As for further hikes? Buckle up, especially since, in the name of warding off inflation, the Fed ratcheted interest rates by 0.75% basis points in September – for the third straight time, to boot.
The predominant concern for clients given the economic environment: “What the labor environment is going to look like and what their risk is as far as unemployment goes,” said certified financial planner Douglas Boneparth, president of Bone Fide Wealth in New York. Their clients are largely between ages 28 and 42.
“At this point it’s speculation,” Boneparth said. “It’s hard to point to data that says we need to be concerned right now.”
Two heads better than one
Stash…Away we go?
It’s a great way to travel, apparently.
In order to offer a suite of diversified multi asset model portfolios, StashAway, Southeast Asia’s wealth management company, recently joined forces with Blackrock, the largest asset manager in the world, according to crowdfundinsider.com.
The portfolios were forged by Blackrock’s analytics and ETFs. StashAway will be their manager.
General Investing portfolios – through the StashAway app – abets the ability of investors to access diversified, multi asset ETF portfolios. The portfolios are optimized for risk adjusted returns over the long haul. Like a regular smorgasbord, investors have a choice of three different General Investment strategies.
The StashAway supported General Investing portfolios dial in on a dual role: optimizing for long term risk adjusted returns while ensuring the risks are unrelenting. While doing the same, the Responsible Investing portfolio also optimizes for the effect of ESG.
And limited thinking? Ha; not around here. The third General Investing strategy, which is supported by BlackRock, is a new long term investment strategy. Its objective is handing the investor broader diversification.
“We’re excited StashAway’s launching portfolios powered by BlackRock’s analysis,” said Peter Loehnert, BlackRock head of ETFs and Index Investing APAC, according to hubbis.com. The partnership, he continued, will give more investors across Asia access to BlackRock’s insights and investment capabilities via StashAway’s platform. It will offer diversified and liquid ETFs as building blocks for portfolio construction, maximising the value of ETF investing.
Guardian Taps Talcott to Reinsure $7.4 Billion in Variable Annuities
Guardian Life Insurance recently announced that Talcott Resolution Life Insurance Company will reinsure about $7.4 billion in variable annuity benefits. Most of the contracts have guaranteed living withdrawal benefits and death benefit riders. The deal is expected to close by the end of the year. While Guardian will still be responsible for meeting contract obligations, advisors may have to explain to their clients why a lesser-known company is backing the guarantees.

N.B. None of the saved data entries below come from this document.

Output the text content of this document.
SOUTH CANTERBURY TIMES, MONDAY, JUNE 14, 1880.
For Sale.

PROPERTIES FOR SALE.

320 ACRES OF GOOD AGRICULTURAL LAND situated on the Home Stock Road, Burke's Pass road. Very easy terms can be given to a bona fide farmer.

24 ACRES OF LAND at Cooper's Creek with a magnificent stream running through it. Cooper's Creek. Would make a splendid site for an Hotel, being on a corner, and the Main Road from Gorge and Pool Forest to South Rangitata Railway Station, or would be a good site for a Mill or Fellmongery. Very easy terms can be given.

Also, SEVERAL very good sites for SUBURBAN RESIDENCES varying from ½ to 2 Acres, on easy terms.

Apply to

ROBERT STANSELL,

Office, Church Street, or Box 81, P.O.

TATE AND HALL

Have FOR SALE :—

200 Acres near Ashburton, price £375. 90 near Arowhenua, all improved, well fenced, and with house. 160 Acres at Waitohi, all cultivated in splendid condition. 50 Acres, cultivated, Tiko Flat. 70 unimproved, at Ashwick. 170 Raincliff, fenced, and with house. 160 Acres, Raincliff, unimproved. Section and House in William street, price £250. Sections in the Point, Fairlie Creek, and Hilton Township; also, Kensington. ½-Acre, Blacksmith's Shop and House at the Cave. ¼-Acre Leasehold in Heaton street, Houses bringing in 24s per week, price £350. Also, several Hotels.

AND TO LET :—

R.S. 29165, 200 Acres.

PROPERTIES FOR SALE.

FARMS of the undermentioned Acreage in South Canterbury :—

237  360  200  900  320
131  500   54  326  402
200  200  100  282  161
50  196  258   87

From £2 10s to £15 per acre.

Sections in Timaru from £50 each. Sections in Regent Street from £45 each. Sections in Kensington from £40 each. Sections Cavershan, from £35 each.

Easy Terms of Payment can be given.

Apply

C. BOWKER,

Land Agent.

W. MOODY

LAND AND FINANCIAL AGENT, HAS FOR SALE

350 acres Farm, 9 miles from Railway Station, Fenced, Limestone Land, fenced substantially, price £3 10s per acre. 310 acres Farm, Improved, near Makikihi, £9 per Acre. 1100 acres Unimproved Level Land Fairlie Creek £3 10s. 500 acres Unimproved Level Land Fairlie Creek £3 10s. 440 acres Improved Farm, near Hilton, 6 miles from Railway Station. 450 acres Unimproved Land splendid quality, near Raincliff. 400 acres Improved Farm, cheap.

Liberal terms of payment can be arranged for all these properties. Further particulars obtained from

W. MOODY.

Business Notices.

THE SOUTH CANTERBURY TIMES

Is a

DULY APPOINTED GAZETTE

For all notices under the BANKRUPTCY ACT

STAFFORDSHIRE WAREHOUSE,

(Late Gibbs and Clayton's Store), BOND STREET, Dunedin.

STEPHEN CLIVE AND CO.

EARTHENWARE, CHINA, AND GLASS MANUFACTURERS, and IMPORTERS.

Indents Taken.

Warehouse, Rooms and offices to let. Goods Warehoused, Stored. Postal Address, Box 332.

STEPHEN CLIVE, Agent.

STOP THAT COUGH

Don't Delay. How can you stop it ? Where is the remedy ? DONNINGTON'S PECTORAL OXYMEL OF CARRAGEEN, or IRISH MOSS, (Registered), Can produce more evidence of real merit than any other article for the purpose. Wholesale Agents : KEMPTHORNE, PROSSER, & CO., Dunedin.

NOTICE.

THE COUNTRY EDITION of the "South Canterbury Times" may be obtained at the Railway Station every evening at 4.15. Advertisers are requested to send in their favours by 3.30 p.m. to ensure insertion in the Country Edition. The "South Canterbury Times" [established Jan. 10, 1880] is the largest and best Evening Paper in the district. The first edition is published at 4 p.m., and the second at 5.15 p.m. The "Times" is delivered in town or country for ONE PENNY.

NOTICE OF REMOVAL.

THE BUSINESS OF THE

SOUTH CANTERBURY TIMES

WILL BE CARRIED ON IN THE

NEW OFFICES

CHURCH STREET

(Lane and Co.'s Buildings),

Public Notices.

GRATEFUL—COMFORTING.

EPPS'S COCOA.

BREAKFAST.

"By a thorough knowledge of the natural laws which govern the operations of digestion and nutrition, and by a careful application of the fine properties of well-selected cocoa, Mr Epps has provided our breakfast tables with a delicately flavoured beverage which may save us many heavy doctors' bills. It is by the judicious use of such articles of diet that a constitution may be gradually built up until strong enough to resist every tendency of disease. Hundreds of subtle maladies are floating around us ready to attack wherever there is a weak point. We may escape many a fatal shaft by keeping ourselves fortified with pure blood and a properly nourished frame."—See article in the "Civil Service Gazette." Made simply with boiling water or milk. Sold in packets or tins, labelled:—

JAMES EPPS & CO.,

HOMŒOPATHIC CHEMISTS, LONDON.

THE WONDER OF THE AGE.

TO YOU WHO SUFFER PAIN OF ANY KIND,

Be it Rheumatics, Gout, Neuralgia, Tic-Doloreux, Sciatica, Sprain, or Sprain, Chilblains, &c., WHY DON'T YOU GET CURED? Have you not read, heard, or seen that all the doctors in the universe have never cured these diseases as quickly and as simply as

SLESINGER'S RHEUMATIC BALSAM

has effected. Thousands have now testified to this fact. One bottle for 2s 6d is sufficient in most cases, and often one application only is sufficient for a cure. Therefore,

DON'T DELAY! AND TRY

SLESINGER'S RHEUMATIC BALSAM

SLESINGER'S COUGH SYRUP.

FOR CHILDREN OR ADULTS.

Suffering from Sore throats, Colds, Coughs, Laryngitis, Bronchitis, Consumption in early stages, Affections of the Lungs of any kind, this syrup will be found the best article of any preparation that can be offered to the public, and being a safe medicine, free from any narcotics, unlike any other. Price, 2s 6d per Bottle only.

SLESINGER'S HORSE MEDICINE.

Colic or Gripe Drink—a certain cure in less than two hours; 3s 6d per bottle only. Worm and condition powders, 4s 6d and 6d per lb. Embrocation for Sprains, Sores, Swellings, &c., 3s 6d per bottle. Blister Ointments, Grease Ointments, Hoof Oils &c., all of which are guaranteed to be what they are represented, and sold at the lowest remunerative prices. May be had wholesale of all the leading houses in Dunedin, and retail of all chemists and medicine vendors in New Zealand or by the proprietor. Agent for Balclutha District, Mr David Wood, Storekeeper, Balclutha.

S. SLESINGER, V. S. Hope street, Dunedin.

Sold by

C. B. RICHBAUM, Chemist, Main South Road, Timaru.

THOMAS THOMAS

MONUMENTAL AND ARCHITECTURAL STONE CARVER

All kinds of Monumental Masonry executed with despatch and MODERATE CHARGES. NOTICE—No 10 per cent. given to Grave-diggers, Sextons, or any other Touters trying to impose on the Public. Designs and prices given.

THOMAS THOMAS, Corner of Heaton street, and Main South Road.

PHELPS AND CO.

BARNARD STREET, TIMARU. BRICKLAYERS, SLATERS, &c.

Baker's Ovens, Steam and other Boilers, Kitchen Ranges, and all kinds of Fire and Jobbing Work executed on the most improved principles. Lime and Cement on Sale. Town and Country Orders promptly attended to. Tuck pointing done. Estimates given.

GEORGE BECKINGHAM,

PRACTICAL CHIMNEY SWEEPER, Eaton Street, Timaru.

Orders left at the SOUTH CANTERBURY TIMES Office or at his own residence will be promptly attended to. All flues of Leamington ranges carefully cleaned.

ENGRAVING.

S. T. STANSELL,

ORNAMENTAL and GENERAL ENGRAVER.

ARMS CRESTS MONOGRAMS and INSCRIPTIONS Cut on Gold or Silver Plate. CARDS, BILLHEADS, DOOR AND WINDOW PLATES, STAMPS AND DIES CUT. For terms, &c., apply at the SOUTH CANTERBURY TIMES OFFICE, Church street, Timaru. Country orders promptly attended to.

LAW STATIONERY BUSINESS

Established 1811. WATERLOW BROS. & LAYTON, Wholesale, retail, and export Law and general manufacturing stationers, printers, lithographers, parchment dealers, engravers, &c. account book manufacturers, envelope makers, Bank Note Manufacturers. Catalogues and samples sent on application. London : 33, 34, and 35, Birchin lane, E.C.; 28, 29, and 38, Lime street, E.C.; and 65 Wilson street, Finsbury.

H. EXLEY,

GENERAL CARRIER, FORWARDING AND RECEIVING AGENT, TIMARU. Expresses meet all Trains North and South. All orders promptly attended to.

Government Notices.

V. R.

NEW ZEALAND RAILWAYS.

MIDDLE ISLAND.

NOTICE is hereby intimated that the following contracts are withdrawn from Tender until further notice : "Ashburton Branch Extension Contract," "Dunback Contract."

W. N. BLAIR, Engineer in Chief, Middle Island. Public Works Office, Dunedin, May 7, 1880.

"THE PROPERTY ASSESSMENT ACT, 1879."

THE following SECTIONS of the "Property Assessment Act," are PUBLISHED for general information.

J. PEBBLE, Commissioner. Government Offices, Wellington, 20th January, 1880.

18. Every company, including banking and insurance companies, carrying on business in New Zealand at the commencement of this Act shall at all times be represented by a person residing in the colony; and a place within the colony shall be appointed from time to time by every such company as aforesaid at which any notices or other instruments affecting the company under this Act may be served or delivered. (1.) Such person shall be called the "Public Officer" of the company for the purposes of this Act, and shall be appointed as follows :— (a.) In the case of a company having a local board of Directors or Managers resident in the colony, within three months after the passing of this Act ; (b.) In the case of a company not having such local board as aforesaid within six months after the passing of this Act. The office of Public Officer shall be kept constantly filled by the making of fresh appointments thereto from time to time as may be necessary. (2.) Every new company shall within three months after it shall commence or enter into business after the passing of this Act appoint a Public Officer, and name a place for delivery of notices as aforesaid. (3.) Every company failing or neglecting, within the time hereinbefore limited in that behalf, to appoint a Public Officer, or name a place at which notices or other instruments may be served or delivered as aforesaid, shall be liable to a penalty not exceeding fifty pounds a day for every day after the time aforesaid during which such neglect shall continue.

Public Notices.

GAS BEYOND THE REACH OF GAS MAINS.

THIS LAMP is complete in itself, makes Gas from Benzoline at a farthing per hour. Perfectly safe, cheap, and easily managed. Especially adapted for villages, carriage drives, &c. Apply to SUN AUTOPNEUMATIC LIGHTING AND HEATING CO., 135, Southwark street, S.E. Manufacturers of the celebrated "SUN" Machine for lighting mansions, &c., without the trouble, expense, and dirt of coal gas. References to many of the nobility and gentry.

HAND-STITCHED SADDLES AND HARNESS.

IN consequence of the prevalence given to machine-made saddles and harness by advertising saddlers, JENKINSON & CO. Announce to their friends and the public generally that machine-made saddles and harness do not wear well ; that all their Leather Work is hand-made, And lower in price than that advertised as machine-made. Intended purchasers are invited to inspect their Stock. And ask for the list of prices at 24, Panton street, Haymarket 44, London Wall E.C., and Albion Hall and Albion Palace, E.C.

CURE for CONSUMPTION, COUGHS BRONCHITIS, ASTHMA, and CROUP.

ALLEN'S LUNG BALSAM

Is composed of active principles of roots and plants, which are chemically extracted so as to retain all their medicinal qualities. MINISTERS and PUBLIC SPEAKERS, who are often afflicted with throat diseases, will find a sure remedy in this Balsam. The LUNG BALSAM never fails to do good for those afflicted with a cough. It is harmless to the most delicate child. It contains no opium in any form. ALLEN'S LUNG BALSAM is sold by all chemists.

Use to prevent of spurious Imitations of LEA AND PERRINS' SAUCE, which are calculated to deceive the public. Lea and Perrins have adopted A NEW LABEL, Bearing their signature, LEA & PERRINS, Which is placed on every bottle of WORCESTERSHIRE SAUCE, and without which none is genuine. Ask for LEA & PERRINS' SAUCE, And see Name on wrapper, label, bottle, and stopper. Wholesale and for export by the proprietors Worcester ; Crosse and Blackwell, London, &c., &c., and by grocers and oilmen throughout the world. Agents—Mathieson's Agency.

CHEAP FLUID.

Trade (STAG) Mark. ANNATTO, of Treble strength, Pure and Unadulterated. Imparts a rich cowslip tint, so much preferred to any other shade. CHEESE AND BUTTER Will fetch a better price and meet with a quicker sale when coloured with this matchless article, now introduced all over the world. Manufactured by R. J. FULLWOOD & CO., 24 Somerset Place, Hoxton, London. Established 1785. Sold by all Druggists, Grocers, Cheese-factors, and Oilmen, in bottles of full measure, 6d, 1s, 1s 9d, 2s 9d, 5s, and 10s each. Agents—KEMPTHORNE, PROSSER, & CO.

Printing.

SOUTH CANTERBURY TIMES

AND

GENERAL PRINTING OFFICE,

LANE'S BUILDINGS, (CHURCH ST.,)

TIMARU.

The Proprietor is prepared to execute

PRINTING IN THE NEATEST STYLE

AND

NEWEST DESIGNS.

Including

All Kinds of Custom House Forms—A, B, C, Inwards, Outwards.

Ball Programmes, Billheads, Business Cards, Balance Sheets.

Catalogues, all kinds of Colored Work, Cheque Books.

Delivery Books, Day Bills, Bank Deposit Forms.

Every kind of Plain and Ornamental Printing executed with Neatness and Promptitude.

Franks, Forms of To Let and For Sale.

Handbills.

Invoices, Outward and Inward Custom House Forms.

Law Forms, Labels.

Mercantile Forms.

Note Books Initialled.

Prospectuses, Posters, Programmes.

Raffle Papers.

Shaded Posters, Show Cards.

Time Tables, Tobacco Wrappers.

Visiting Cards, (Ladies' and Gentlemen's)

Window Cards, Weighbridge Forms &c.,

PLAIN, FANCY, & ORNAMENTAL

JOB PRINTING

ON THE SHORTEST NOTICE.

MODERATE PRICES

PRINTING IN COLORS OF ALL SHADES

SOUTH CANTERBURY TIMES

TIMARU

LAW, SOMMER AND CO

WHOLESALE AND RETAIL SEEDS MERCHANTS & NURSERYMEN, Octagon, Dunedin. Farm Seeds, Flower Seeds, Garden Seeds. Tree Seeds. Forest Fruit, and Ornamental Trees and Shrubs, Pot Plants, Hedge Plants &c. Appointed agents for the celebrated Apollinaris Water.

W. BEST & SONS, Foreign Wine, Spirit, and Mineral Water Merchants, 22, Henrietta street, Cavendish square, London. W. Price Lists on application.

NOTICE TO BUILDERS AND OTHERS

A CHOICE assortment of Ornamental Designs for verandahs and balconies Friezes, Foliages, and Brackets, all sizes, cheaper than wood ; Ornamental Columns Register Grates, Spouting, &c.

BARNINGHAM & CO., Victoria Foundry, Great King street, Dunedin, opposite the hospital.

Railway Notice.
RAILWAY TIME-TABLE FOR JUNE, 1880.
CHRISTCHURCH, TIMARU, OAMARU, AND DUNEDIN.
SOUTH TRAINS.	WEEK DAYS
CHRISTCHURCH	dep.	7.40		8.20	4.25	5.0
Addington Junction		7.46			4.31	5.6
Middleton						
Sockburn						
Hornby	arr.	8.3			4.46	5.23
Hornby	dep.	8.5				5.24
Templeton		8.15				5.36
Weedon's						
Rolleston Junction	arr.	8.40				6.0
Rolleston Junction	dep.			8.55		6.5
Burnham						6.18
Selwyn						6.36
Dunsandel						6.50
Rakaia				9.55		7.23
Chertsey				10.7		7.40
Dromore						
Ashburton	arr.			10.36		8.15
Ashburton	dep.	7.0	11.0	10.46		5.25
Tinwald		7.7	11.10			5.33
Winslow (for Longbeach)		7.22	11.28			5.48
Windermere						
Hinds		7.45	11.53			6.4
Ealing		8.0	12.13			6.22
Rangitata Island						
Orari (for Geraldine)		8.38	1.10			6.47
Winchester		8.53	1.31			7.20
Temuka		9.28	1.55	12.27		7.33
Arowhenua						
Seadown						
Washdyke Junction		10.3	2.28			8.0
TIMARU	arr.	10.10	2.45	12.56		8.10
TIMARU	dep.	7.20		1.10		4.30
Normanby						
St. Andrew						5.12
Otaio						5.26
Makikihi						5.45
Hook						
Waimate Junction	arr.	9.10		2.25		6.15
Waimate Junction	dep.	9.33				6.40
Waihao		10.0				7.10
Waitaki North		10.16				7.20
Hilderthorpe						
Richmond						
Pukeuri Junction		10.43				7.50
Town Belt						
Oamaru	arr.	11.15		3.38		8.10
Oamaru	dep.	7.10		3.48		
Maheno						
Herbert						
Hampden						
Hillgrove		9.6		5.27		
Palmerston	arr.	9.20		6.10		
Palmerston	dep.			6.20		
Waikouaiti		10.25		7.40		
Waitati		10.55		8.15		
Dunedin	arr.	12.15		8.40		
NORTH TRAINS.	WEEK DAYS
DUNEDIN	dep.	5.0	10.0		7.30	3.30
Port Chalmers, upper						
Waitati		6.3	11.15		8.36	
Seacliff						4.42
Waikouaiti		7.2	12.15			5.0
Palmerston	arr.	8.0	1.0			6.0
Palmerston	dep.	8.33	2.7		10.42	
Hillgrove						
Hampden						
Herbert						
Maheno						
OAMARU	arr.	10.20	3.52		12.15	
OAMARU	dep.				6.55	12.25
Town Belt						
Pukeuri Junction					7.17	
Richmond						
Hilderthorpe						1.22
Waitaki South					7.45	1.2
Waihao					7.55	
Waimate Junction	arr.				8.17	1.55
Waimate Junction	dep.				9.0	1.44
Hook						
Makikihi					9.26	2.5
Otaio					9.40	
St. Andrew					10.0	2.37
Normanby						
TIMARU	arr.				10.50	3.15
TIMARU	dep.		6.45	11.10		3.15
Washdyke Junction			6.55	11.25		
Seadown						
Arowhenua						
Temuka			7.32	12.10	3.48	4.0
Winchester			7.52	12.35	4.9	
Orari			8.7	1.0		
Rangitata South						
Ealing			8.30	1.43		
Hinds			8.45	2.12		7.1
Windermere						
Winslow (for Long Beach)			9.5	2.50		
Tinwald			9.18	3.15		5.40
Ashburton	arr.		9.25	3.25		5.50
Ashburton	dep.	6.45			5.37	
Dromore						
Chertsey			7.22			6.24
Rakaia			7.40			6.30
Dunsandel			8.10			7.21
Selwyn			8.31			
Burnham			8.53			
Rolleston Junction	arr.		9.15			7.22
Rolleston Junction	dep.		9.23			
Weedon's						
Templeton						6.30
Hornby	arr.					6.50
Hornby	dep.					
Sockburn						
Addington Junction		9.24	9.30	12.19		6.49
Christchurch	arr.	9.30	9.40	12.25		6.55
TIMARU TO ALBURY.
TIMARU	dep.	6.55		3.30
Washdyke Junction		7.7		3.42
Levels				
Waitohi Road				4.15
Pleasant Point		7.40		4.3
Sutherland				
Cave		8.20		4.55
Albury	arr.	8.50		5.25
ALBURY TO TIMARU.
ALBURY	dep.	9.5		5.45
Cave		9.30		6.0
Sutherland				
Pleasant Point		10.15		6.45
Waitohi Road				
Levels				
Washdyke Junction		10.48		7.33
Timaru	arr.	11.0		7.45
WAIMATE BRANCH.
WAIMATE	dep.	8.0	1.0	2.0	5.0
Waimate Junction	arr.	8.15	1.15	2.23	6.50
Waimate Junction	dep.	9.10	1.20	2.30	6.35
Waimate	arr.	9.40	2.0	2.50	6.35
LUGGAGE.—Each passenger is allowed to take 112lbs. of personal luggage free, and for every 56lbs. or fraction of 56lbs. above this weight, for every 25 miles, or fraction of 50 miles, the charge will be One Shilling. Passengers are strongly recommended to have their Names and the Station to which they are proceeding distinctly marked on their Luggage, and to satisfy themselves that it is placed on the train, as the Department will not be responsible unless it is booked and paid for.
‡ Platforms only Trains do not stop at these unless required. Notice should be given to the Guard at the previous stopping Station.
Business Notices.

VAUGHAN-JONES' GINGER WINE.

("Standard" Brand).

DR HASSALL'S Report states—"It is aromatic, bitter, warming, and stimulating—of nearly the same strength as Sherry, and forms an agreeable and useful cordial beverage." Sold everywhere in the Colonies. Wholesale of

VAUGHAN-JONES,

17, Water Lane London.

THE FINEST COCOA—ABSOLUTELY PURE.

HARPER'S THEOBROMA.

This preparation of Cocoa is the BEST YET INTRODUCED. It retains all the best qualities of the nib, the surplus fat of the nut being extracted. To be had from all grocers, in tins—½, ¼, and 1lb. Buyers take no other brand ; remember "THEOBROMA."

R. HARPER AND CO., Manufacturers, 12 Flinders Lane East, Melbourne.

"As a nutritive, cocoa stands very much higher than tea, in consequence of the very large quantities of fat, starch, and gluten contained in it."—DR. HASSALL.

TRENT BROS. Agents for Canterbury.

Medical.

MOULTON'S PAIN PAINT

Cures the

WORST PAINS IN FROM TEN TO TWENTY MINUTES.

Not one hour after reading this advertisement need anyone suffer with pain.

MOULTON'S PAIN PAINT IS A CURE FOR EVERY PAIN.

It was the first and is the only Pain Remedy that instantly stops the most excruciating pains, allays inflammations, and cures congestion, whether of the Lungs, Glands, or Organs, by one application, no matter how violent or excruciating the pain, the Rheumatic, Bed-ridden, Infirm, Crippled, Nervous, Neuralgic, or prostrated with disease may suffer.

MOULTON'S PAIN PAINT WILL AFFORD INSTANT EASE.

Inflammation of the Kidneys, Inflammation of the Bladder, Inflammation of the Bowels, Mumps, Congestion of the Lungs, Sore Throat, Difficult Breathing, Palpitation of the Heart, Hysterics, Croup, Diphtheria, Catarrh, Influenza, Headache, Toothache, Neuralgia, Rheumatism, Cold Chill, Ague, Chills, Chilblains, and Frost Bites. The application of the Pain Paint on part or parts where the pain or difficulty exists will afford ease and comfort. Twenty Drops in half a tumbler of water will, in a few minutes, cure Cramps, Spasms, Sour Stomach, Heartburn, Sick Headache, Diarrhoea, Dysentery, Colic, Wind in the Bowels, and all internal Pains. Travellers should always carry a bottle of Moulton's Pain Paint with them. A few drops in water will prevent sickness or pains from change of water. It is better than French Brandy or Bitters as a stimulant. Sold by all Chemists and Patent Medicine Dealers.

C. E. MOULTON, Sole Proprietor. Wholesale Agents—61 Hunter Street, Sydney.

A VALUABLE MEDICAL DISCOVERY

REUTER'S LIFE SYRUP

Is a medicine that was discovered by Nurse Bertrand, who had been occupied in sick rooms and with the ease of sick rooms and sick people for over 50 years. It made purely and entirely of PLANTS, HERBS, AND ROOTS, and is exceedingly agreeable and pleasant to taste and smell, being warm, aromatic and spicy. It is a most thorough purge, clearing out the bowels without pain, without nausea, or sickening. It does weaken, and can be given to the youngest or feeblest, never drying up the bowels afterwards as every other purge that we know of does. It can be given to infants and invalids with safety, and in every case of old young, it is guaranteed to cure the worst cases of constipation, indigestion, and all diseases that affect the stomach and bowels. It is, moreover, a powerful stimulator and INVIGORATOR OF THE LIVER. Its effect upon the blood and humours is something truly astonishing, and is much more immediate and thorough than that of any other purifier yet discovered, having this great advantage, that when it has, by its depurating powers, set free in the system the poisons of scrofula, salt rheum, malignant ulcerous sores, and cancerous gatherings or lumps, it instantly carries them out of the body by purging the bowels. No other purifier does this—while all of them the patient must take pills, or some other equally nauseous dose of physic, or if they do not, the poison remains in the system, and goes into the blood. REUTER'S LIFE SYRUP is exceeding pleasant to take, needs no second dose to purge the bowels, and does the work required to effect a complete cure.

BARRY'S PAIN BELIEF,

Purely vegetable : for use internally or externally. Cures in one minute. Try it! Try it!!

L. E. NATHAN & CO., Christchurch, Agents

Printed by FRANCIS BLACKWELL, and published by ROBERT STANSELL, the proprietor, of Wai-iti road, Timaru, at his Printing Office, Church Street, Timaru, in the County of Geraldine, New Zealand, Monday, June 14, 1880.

Guardian stated that it pursued this deal to focus its capital on exploring additional opportunities. Talcott only started after the Great Recession, when Hartford Financial Services wanted to separate from its large annuity business. The firm was aquired by Sixth Street last year. This deal is especially noteworthy as pressure from low returns has been pushing companies to find ways to distance themselves from some types of annuity businesses.
Finsum: To focus its capital on additional opportunities, Guardian Life picked Talcott Resolution Life to reinsure $7.4 Billion in variable annuities.